At Web Directions South 2007 in Sydney this week, I caught up with Chris Wilson, the Platform Architect for Internet Explorer at Microsoft. Chris has been building web browsers for as long as there have been web browsers, and it was a pleasure to sit down with him at the end of the final day of the conference.
In his talk at the conference, “Moving the Web Forward”, Chris gave the audience a glimpse into the realities of developing the most popular web browser in the world. With over 500,000,000 users to answer to, the words “Don’t break the Web” have become an overriding mantra for the company in its work to develop the next version of Internet Explorer (currently known as IE.Next).

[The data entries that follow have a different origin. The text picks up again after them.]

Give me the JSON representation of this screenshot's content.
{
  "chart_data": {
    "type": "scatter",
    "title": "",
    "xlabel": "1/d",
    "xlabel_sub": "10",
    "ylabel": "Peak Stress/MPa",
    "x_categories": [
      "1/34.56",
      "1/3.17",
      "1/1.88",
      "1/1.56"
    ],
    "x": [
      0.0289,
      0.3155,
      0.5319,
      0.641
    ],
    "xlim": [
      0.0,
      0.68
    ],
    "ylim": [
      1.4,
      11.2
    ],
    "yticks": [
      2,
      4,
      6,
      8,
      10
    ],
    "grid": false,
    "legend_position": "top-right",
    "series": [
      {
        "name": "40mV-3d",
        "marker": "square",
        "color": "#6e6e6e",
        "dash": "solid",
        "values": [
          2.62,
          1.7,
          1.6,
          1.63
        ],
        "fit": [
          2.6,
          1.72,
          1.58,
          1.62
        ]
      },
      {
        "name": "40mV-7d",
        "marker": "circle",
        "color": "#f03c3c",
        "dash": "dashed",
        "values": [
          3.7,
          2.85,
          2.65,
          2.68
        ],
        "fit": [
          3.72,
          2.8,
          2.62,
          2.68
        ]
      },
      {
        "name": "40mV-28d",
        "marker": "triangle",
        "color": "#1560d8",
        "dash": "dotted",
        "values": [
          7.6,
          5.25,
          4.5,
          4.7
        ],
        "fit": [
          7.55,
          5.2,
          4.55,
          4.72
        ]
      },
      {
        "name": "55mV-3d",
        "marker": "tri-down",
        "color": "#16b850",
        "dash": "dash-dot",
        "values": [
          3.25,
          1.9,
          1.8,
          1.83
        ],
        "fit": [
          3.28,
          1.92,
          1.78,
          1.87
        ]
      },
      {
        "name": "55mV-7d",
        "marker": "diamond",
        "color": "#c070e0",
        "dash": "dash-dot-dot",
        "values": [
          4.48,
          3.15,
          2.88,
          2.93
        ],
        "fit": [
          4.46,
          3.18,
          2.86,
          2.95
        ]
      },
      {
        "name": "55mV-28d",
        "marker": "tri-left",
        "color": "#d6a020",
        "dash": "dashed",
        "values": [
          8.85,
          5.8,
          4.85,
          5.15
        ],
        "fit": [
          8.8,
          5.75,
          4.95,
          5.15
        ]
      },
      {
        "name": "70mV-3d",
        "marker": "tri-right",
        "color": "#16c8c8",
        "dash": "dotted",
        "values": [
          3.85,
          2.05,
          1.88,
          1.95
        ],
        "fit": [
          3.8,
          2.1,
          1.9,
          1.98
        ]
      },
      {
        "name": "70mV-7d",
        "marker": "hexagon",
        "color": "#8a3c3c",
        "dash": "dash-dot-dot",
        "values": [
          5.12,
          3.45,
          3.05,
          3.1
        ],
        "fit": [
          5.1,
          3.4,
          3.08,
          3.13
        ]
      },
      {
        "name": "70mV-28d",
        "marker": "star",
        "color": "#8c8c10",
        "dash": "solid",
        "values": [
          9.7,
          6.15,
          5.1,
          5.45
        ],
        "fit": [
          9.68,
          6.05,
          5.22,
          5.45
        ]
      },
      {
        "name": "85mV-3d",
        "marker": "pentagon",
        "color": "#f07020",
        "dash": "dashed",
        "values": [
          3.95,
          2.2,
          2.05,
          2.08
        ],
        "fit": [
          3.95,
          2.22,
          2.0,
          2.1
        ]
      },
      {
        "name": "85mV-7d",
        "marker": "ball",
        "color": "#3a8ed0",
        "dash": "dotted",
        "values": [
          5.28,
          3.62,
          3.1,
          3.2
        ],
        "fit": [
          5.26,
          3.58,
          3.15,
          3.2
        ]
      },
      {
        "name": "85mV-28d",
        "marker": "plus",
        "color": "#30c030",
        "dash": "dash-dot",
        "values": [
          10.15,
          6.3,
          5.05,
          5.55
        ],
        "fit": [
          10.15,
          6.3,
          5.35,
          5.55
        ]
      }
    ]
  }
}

I took the opportunity to ask Chris a few of the questions that were at the top of my mind following his presentation:
- Kevin Yank
- “Your team is building a whole new rendering engine for the next version of IE.”
- Chris Wilson
- “What we’re actually focused on right now is specifically the layout engine part of that. The part that figures out how to lay out text content, borders, etc. on the screen, and be able to manage text flow in general. […] We realised that, you know, ‘Wow—we are Microsoft. There are a lot of people here with layout expertise. There are a lot of people who really know how to do layout right.’ […] We needed to unchain those people, and really allow them to do some really incredible things.”